Plimpton, Lopez speak on the Black Lives Matter movement
August 20, 2020
One of the major social justice issues facing the United States this summer has been systemic racism and injustice. The Black Lives Matter movement gained traction again after policeman Derek Chauvin killed George Floyd, a Black man.
The Iona community has been active in the movement around the nation, including holding our own peaceful protest over the summer. Students gathered to march against systemic injustice down North avenue near the New Rochelle Police Department and back.
The athletics community aims to do its part in spreading the message of BLM as well. Senior men’s soccer player Josh Plimpton hopes to send the message to the community that racial injustice is unacceptable.
“Racially targeted systems, they’re just not acceptable,” Plimpton said via Zoom video call. “We see them throughout our entire lives. They can be in school systems, job opportunities, housing, healthcare and most notably is incarceration.”
The BLM movement has been discussed throughout the soccer team, according to Plimpton. The team has had multiple calls, texts and emails about the issue. Plimpton himself, a white male, is quick to ask questions to those who aren’t white on his team about what he can do to better understand.
“I don’t how it feels,” Plimpton said in regard to experiencing racism. “I didn’t go through those challenges, so I’m not afraid to ask others on the team or others in the community what it’s like, so that way I can help support and help go inform others.”
The Iona community is responsible for the neighborhood around it and should help lift the community, especially if it can do so, according to Plimpton. Plimpton hopes programs can be set up between adjacent neighborhoods to introduce the youth to the sport, to expose them to a healthy environment and get to know people from different backgrounds.
Sports is also one of the best ways to send a message across. This is evident with the way Colin Kaepernick used his platform to spread the message that racial profiling and injustice with law enforcement needed to stop. It’s evident that the way the NBA spreads the message of BLM, most notably, and recently, with LeBron James and the Lakers’ “Make America Arrest The Cops Who Killed Breonna Taylor” hats that were purposefully made to look like the well-known “Make America Great Again” hats worn by president Donald Trump supporters across the nation.
Even at the collegiate level, the Gaels were wondering how they could help spread the message of BLM. Ideas came up of wearing black armbands, wearing shirts that said Black Lives Matter on them during warm-ups and kneeling during the national anthem, according to senior and men’s soccer player Lenworth Lopez.
Lopez, a Black male, says he’s felt this movement on a very personal level. Both the cases of Ahmaud Arbery, a Black male who was killed while going for a jog, and Floyd. Arbery’s case hit close to home.
“Arbery went jogging,” Lopez said via Zoom video call. “I’m an athlete, I play soccer, I can go jogging anywhere.
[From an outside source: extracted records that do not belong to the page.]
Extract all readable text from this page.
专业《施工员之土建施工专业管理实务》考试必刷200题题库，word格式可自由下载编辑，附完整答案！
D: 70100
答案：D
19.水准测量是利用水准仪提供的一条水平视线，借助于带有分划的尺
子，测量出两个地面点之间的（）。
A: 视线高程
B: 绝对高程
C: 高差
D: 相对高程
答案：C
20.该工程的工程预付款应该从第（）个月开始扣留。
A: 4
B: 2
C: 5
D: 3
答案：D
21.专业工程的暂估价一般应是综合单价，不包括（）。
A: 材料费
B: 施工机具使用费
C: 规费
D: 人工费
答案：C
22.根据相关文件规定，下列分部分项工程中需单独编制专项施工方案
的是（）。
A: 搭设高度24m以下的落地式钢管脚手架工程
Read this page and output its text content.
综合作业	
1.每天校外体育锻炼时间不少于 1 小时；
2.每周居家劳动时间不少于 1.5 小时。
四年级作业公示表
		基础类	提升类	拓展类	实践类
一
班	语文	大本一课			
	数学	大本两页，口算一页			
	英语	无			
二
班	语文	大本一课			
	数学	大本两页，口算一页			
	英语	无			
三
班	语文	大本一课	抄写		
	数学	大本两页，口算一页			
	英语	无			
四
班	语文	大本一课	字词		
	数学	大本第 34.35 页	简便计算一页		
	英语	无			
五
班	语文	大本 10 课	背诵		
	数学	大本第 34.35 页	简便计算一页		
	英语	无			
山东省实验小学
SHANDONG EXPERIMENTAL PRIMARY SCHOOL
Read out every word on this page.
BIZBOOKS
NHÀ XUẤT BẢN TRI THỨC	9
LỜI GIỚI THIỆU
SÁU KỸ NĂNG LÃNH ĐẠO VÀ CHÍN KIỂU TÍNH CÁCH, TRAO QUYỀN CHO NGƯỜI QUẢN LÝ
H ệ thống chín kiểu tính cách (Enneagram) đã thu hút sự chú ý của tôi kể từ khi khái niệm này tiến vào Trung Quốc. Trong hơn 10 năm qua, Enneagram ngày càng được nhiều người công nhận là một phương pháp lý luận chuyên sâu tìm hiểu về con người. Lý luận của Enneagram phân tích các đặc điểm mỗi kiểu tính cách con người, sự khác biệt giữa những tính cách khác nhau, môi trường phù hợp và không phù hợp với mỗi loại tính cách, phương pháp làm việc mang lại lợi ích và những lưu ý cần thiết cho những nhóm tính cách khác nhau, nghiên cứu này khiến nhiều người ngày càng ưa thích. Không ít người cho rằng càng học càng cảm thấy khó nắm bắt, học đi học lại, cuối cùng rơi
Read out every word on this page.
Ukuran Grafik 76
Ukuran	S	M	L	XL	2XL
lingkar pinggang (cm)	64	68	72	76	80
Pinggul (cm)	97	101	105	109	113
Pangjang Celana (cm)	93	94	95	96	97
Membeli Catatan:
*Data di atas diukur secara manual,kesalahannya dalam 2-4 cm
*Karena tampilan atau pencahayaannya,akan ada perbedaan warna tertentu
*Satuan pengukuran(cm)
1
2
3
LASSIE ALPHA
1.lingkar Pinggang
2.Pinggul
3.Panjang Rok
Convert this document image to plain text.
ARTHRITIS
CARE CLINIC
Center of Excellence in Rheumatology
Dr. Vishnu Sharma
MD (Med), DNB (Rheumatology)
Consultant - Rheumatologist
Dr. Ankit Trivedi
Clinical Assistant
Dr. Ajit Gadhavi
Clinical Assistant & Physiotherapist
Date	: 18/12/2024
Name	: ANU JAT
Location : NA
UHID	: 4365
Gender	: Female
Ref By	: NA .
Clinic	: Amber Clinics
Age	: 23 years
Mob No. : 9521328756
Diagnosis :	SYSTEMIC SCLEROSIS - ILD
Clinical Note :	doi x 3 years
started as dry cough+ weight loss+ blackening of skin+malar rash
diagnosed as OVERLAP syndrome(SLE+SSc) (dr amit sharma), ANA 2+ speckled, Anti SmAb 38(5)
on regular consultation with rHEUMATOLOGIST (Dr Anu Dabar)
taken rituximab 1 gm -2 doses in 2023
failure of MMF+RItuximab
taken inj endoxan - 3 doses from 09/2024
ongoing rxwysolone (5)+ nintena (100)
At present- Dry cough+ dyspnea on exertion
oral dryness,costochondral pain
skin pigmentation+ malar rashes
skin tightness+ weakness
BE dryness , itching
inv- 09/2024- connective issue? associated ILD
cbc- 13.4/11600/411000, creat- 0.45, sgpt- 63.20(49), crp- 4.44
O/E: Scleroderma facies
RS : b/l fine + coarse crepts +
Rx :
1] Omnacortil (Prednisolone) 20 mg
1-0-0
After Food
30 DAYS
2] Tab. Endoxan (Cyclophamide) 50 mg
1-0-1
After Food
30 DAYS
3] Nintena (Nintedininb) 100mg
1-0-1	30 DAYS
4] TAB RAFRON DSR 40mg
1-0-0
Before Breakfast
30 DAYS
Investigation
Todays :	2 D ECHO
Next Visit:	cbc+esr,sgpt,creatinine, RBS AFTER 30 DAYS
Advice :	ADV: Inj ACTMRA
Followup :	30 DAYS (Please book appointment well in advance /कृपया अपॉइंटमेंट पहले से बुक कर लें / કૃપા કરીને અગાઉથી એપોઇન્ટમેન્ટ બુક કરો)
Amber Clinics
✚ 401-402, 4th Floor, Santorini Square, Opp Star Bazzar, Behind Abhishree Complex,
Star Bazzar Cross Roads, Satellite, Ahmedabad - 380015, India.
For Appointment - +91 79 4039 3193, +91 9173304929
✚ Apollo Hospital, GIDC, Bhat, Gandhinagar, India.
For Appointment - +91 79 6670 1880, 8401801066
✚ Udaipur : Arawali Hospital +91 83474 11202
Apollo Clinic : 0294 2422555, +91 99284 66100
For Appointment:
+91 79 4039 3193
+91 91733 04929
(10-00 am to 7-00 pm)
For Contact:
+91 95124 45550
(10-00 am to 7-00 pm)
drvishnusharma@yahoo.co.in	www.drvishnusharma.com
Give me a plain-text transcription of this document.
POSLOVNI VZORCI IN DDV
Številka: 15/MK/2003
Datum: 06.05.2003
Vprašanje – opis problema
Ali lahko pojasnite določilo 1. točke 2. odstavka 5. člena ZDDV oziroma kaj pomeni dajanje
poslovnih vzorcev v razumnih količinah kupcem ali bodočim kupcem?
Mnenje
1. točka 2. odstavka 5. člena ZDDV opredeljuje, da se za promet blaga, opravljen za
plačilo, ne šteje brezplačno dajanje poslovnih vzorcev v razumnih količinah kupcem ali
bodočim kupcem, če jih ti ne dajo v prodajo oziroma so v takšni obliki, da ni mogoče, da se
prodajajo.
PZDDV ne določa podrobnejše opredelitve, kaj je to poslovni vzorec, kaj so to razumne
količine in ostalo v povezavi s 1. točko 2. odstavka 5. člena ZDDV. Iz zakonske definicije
I can go visit my aunt, who lives in Florida and I say ‘You know what? I’m going to go jog,’ and I get shot because I’m colored.”
Likewise, after seeing what had happened to Floyd, even when he was on the floor with handcuffs, Lopez felt horrified and angered at what he’d seen.
“It touched me a lot,” Lopez said. “I’ve witnessed racism too, where it was on the soccer field. I’ve been called the n-word, I’ve been spit at, I’ve been called a monkey, and, you know, I’ve been taught from a young age that you ignore that, those are just words.”
Despite being brought up to be the better man and ignore such words, Lopez admits it’s been hard to not to anything about it.
“At a young age, it was hard,” Lopez said. “From a young age, I was taught to look at everybody the same and treat everybody the same, with respect, no matter age, race, religion…treat them with respect and you’ll get it back.”
Lopez carries that philosophy with him today, treating everyone as he would like to be treated – with respect.
At the end of the day, though, athletes are paid to play the sport they play, not to get a message across, Lopez says.
“It is great for the athletes that do use that platform, because as I said, it’s a huge platform,” Lopez said. “But…you can’t get mad at an athlete who doesn’t want to come out and say [anything], because maybe they don’t want to come out and say the wrong thing and, you know, words can get twisted in the media.”
Athletes shouldn’t be judged and it shouldn’t be assumed that they’re against a movement because they don’t come out and say something, according to Lopez.
This isn’t to say Lopez wants to see the movement pass away like many of the trends that come and go in today’s age. BLM is a movement that needs to be continuously pushed forward until the systems that cause these injustices are changed for the better.
“I want this to continue to grow and to get stronger and really put out a message that we’re not saying that only Black lives matter,” Lopez said. “We’re saying that, of course, all lives matter but we have to put an emphasis on Black people’s lives because to other people, it doesn’t seem important because…people who are innocent are losing their lives.”